寒風吹きすさぶ真冬は、オートバイ乗りにとって厳しい季節。積雪することもあるこの時期、地域によってはオートバイを冬眠させるライダーも少なくないはず。
ですが関東平野の隅っこで暮らす自分にとって、愛車のスーパーカブはツーリングから近所への買い物まで、年中無休で活躍してくれる頼れる相棒なのです。
とはいえ冬場にバイクに乗ると、手足がブルブル! そこで今回は、寒さが増す厳冬期を乗り切るため、愛車に2つの防寒対策をすることにしました。
■クロスカブの標準外装はこんなにスレンダー
苦楽を共にする相棒は、「クロスカブ110」(JA45型)。
ホンダが誇るスーパーカブ・シリーズの中でも、同社が世界に先駆けて提唱した“トレッキングバイク”の名車「CTシリーズ」の思想を受け継ぐバイクです。
▲正面から見ると、スレンダーさが際立ちます。極寒の風が容赦なくライダーに向かって来るのがおわかりいただけると思います
スーパーカブの代名詞ともいえる白い脚カバー「レッグシールド」を廃したシンプルなスタイリングがグッときますが、風が直撃する冬は寒くてかないません。
■防寒が手薄な手脚を暖めたい
上半身は着込むことで比較的防寒対策をしやすいのですが、手薄になりがちな手元と脚元をケアするため、グリップヒーターとレッグシールドを取り付けることにしました。
■後付けグリップヒーターで手元ぬくぬく!
▲OPMID(オプミッド)の「クリップグリップヒーター」は、写真のUSB給電タイプのほか、DC12V電源に接続するタイプから選択可能(各8228円)
まずは、寒さでかじかむとハンドルやスイッチなど、操作に支障がでる恐れのある手元のカスタムから始めます。
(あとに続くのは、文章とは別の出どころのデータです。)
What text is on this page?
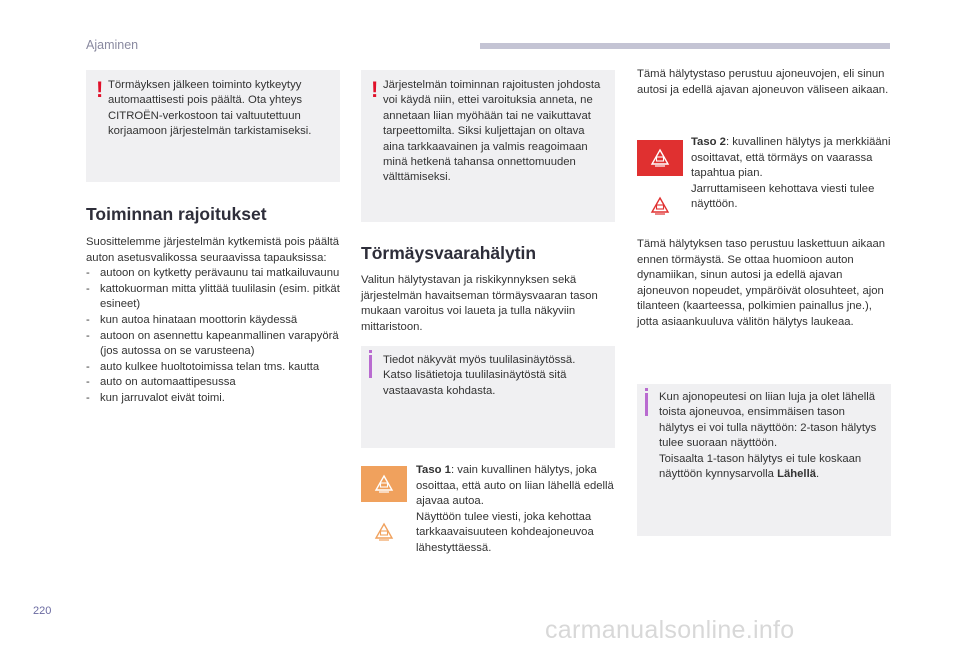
Ajaminen
! Törmäyksen jälkeen toiminto kytkeytyy automaattisesti pois päältä. Ota yhteys CITROËN-verkostoon tai valtuutettuun korjaamoon järjestelmän tarkistamiseksi.

Toiminnan rajoitukset

Suosittelemme järjestelmän kytkemistä pois päältä auton asetusvalikossa seuraavissa tapauksissa:

- autoon on kytketty perävaunu tai matkailuvaunu
- kattokuorman mitta ylittää tuulilasin (esim. pitkät esineet)
- kun autoa hinataan moottorin käydessä
- autoon on asennettu kapeanmallinen varapyörä (jos autossa on se varusteena)
- auto kulkee huoltotoimissa telan tms. kautta
- auto on automaattipesussa
- kun jarruvalot eivät toimi.
! Järjestelmän toiminnan rajoitusten johdosta voi käydä niin, ettei varoituksia anneta, ne annetaan liian myöhään tai ne vaikuttavat tarpeettomilta. Siksi kuljettajan on oltava aina tarkkaavainen ja valmis reagoimaan minä hetkenä tahansa onnettomuuden välttämiseksi.

Törmäysvaarahälytin

Valitun hälytystavan ja riskikynnyksen sekä järjestelmän havaitseman törmäysvaaran tason mukaan varoitus voi laueta ja tulla näkyviin mittaristoon.

Tiedot näkyvät myös tuulilasinäytössä. Katso lisätietoja tuulilasinäytöstä sitä vastaavasta kohdasta.

Taso 1: vain kuvallinen hälytys, joka osoittaa, että auto on liian lähellä edellä ajavaa autoa.

Näyttöön tulee viesti, joka kehottaa tarkkaavaisuuteen kohdeajoneuvoa lähestyttäessä.

Tämä hälytystaso perustuu ajoneuvojen, eli sinun autosi ja edellä ajavan ajoneuvon väliseen aikaan.

Taso 2: kuvallinen hälytys ja merkkiääni osoittavat, että törmäys on vaarassa tapahtua pian.

Jarruttamiseen kehottava viesti tulee näyttöön.

Tämä hälytyksen taso perustuu laskettuun aikaan ennen törmäystä. Se ottaa huomioon auton dynamiikan, sinun autosi ja edellä ajavan ajoneuvon nopeudet, ympäröivät olosuhteet, ajon tilanteen (kaarteessa, polkimien painallus jne.), jotta asiaankuuluva välitön hälytys laukeaa.

Kun ajonopeutesi on liian luja ja olet lähellä toista ajoneuvoa, ensimmäisen tason hälytys ei voi tulla näyttöön: 2-tason hälytys tulee suoraan näyttöön.

Toisaalta 1-tason hälytys ei tule koskaan näyttöön kynnysarvolla Lähellä.

220
carmanualsonline.info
グリップヒーターは大きく分けて、グリップを丸ごと交換するタイプと、既存のグリップに熱源を追加するタイプの2種類があります。今回選んだオプミッド社の「クリップグリップヒーター」は、後者の後付けタイプです。
▲グリップ(外径30~34mmに対応)にカパッとかぶせ、配線の余裕を確認後、USB電源ポートに接続すれば装着完了。(アメリカン等の太めのグリップには非対応)
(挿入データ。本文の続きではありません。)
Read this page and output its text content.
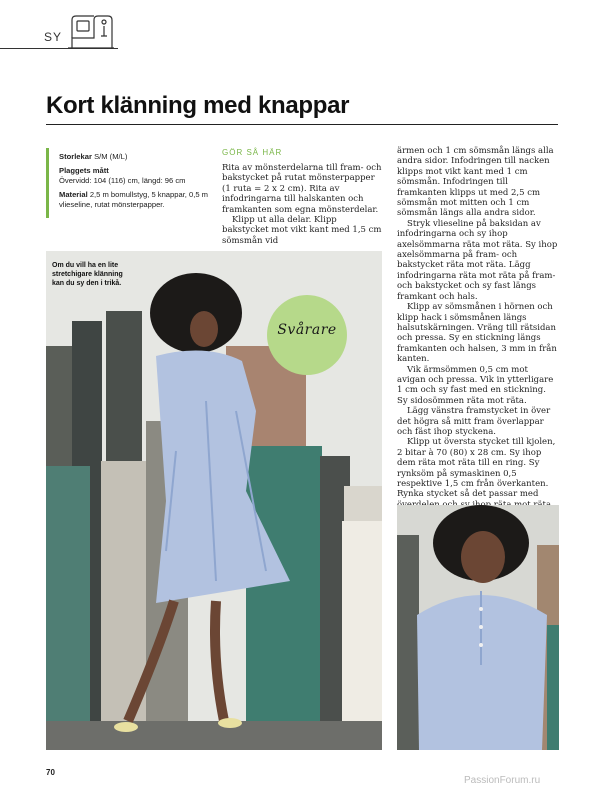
SY
Kort klänning med knappar

Storlekar S/M (M/L)

Plaggets mått
Övervidd: 104 (116) cm, längd: 96 cm

Material 2,5 m bomullstyg, 5 knappar, 0,5 m vlieseline, rutat mönsterpapper.

GÖR SÅ HÄR

Rita av mönsterdelarna till fram- och bakstycket på rutat mönsterpapper (1 ruta = 2 x 2 cm). Rita av infodringarna till halskanten och framkanten som egna mönsterdelar.

Klipp ut alla delar. Klipp bakstycket mot vikt kant med 1,5 cm sömsmån vid

ärmen och 1 cm sömsmån längs alla andra sidor. Infodringen till nacken klipps mot vikt kant med 1 cm sömsmån. Infodringen till framkanten klipps ut med 2,5 cm sömsmån mot mitten och 1 cm sömsmån längs alla andra sidor.

Stryk vlieseline på baksidan av infodringarna och sy ihop axelsömmarna räta mot räta. Sy ihop axelsömmarna på fram- och bakstycket räta mot räta. Lägg infodringarna räta mot räta på fram- och bakstycket och sy fast längs framkant och hals.

Klipp av sömsmånen i hörnen och klipp hack i sömsmånen längs halsutskärningen. Vräng till rätsidan och pressa. Sy en stickning längs framkanten och halsen, 3 mm in från kanten.

Vik ärmsömmen 0,5 cm mot avigan och pressa. Vik in ytterligare 1 cm och sy fast med en stickning. Sy sidosömmen räta mot räta.

Lägg vänstra framstycket in över det högra så mitt fram överlappar och fäst ihop styckena.

Klipp ut översta stycket till kjolen, 2 bitar à 70 (80) x 28 cm. Sy ihop dem räta mot räta till en ring. Sy rynksöm på symaskinen 0,5 respektive 1,5 cm från överkanten. Rynka stycket så det passar med

Om du vill ha en lite stretchigare klänning kan du sy den i trikå.
Svårare
70
PassionForum.ru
「クリップグリップヒーター」は、「春から秋まではお気に入りのグリップで走りたい」と考える、オプミッド代表の須藤正也さんがデザイン・設計したもの。
オートバイ用品メーカーで製品企画や開発に携わった経験を持つ須藤さんは、交換型グリップヒーターの短所である取り付けの煩雑さに注目し、特許を取得したC型クリップにたどり着いたのだそうです。
その結果、本体をグリップにはめ込みプラグをUSB電源につなぐだけで使用可能という、楽々オペレーションを実現しました。
▲コントローラーのボタンで発熱量の「強」「中」「弱」を設定可能。消費電力が極めて少ないので、バッテリーへの負担も最小限で済みます
取り付けこそ単純ですが、熱変換効率の高いヒーター素材を採用し、加熱面を集中させることで、消費電力を最大で10Wに抑えています。一般的なグリップヒーターの消費電力が30~40Wですから、その有能っぷりがわかります。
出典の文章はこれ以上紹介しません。